# Exercise: Training and Running Your First Model

We've learned that models are computer code that converts information into a prediction or a decision. Here we will train a model to guess a comfortable boot size for a dog, based on the size of the harness that fits them.

In the examples below, there is no need to edit any code. Try to read it, understand it, then press the run button to run it. As always with these notebooks, it is vitally important that these code blocks are run in the correct order, and nothing is missed.

## Preparing data

The first thing we do with a model is load data. We will cover this in more detail in a later exercise. For now, we will just write our data directly in our code. Review and run the code below to get started 


In [1]:
import pandas

# Make a dictionary of data for boot sizes
# and harness size in cm
data = {
    'boot_size' : [ 39, 38, 37, 39, 38, 35, 37, 36, 35, 40, 
                    40, 36, 38, 39, 42, 42, 36, 36, 35, 41, 
                    42, 38, 37, 35, 40, 36, 35, 39, 41, 37, 
                    35, 41, 39, 41, 42, 42, 36, 37, 37, 39,
                    42, 35, 36, 41, 41, 41, 39, 39, 35, 39
 ],
    'harness_size': [ 58, 58, 52, 58, 57, 52, 55, 53, 49, 54,
                59, 56, 53, 58, 57, 58, 56, 51, 50, 59,
                59, 59, 55, 50, 55, 52, 53, 54, 61, 56,
                55, 60, 57, 56, 61, 58, 53, 57, 57, 55,
                60, 51, 52, 56, 55, 57, 58, 57, 51, 59
                ]
}

# Convert it into a table using pandas
dataset = pandas.DataFrame(data)

# Print the data
# In normal python we would write
# print(dataset)
# but in Jupyter notebooks, if we simple write the name
# of the variable and it is printed nicely 
dataset

Unnamed: 0,boot_size,harness_size
0,39,58
1,38,58
2,37,52
3,39,58
4,38,57
5,35,52
6,37,55
7,36,53
8,35,49
9,40,54


As you can see, we have the sizes of boots and harnesses for 50 avalanche dogs.

## Training our model

We will now _train_ (_fit_) our model to predict dogs' boot size based on their harness size. We're just getting started, so we will start with a very simple model - fitting a straight line to the data. 

The code below:
* creates a simple linear regression model
* fits this to the data you have now seen
* graphs the result.

In [2]:
# Load some libraries to do the hard work for us
import graphing 
import statsmodels.formula.api as smf

# First, we define our formula using a special syntax
# This says that boot_size is explained by harness_size
formula = "boot_size ~ harness_size"

# Perform linear regression (a kind of learning) to fit a 
# line to our data. This method does the hard work for
# us. We will look at how this method words in a later unit.
model = smf.ols(formula = formula, data = dataset).fit()
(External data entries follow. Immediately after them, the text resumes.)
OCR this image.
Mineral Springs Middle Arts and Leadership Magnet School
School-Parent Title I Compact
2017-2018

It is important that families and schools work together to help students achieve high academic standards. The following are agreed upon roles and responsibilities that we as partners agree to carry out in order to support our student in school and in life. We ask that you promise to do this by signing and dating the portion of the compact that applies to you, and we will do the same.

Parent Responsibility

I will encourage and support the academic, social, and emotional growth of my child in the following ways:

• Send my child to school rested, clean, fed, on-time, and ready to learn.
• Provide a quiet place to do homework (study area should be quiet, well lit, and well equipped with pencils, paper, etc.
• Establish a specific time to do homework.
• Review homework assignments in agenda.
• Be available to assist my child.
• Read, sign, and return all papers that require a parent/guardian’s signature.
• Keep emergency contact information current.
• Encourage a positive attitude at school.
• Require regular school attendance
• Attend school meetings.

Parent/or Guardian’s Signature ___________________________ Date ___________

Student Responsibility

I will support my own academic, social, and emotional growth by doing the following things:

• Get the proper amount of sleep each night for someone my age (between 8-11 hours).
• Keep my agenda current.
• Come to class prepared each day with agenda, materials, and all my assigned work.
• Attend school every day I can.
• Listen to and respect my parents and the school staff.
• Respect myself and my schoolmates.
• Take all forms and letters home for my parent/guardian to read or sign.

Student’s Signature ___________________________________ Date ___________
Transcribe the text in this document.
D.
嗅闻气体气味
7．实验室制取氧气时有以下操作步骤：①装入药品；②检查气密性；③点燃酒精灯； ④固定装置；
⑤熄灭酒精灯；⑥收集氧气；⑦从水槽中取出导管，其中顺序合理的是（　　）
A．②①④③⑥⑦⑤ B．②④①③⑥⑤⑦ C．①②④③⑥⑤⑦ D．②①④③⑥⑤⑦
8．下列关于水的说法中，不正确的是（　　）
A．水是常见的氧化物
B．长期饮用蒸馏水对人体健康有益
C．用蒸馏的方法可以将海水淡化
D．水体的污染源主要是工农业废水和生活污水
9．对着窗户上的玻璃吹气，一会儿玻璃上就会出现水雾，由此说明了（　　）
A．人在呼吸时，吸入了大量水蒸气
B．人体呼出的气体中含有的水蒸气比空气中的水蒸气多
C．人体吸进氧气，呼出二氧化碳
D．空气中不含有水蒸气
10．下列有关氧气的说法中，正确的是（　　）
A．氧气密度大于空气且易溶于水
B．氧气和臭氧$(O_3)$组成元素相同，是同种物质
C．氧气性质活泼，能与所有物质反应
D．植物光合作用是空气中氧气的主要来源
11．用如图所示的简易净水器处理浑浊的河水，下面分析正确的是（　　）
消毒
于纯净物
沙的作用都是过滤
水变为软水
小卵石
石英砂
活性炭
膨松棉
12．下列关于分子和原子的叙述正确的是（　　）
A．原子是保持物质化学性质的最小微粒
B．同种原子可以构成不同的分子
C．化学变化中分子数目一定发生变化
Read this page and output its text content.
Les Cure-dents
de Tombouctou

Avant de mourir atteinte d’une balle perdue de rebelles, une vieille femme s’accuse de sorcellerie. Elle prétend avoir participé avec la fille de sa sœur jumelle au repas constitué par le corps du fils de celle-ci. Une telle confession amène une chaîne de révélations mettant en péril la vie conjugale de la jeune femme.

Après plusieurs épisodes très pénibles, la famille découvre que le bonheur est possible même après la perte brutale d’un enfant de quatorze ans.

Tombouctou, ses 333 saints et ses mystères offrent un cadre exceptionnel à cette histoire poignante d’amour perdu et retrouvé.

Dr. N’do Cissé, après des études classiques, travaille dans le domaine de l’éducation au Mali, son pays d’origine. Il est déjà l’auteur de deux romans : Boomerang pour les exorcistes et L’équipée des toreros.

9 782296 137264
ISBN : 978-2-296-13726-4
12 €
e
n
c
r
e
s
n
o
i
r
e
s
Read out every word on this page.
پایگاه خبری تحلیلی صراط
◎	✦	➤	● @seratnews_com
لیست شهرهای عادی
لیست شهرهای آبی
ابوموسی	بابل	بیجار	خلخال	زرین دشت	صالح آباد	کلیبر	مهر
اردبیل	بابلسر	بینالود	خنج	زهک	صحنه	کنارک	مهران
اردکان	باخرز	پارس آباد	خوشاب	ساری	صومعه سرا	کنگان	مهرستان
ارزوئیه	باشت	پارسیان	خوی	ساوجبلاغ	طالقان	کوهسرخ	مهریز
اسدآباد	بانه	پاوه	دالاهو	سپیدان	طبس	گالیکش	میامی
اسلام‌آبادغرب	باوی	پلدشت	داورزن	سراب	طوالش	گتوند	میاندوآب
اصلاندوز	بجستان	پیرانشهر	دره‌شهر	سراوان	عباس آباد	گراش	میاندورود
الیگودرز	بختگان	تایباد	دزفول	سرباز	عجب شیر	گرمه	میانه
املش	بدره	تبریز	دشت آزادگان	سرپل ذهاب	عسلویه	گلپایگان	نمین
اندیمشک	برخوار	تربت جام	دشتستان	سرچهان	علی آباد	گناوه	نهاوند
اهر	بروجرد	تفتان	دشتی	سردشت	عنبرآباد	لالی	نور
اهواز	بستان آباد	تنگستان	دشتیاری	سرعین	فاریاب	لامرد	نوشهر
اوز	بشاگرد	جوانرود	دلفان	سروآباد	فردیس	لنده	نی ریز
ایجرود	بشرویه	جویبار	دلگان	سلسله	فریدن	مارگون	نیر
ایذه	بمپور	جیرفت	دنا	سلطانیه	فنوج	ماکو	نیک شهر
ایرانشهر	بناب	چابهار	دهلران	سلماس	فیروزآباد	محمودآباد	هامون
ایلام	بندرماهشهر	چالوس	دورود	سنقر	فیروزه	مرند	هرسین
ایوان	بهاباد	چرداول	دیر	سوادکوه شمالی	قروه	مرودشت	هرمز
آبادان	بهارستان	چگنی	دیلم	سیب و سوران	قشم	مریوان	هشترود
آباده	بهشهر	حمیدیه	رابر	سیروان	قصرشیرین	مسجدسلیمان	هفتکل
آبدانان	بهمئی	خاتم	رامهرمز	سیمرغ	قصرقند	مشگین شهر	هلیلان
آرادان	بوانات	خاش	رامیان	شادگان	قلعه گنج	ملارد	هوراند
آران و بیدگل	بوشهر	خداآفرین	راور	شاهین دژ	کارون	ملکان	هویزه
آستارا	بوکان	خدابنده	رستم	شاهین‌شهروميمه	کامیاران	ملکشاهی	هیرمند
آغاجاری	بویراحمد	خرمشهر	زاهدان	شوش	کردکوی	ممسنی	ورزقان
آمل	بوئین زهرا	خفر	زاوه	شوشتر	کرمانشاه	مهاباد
# Show a graph of the result
# Don't worry about how this works for now
graphing.scatter_2D(dataset,    label_x="harness_size", 
                                label_y="boot_size",
                                trendline=lambda x: model.params[1] * x + model.params[0]
                                )

  import pandas.util.testing as tm


The graph above shows our original data as circles, with a red line through it. The red line shows our _model_, which lets us predict a dog's boot size from their harness size.

For example, although we have no dog with a harness size of 52.5, we can predict that they would have a boot size of about 36.5, by looking at the red line.

We don't have to do this by eye though. We can use the model in our program to predict any boot size we like. Run the code below to see how we can use our model now it is trained

In [3]:
# harness_size states the size of the harness we are interested in
harness_size = { 'harness_size' : [52.5] }

# Use the model to predict what size of boots the dog will fit
approximate_boot_size = model.predict(harness_size)

# Print the result
print("Estimated approximate_boot_size:")
print(approximate_boot_size[0])

Estimated approximate_boot_size:
36.48019419144181


If you would like, change the value of `52.5` in `harness_size` to a new value and run the block above to see the model in action.

## Summary
Well done! You've trained your first model. We've demonstrated some topics here without detailed exaplanation in order to just get your feet wet. In later units many of these topics are explained in more detail.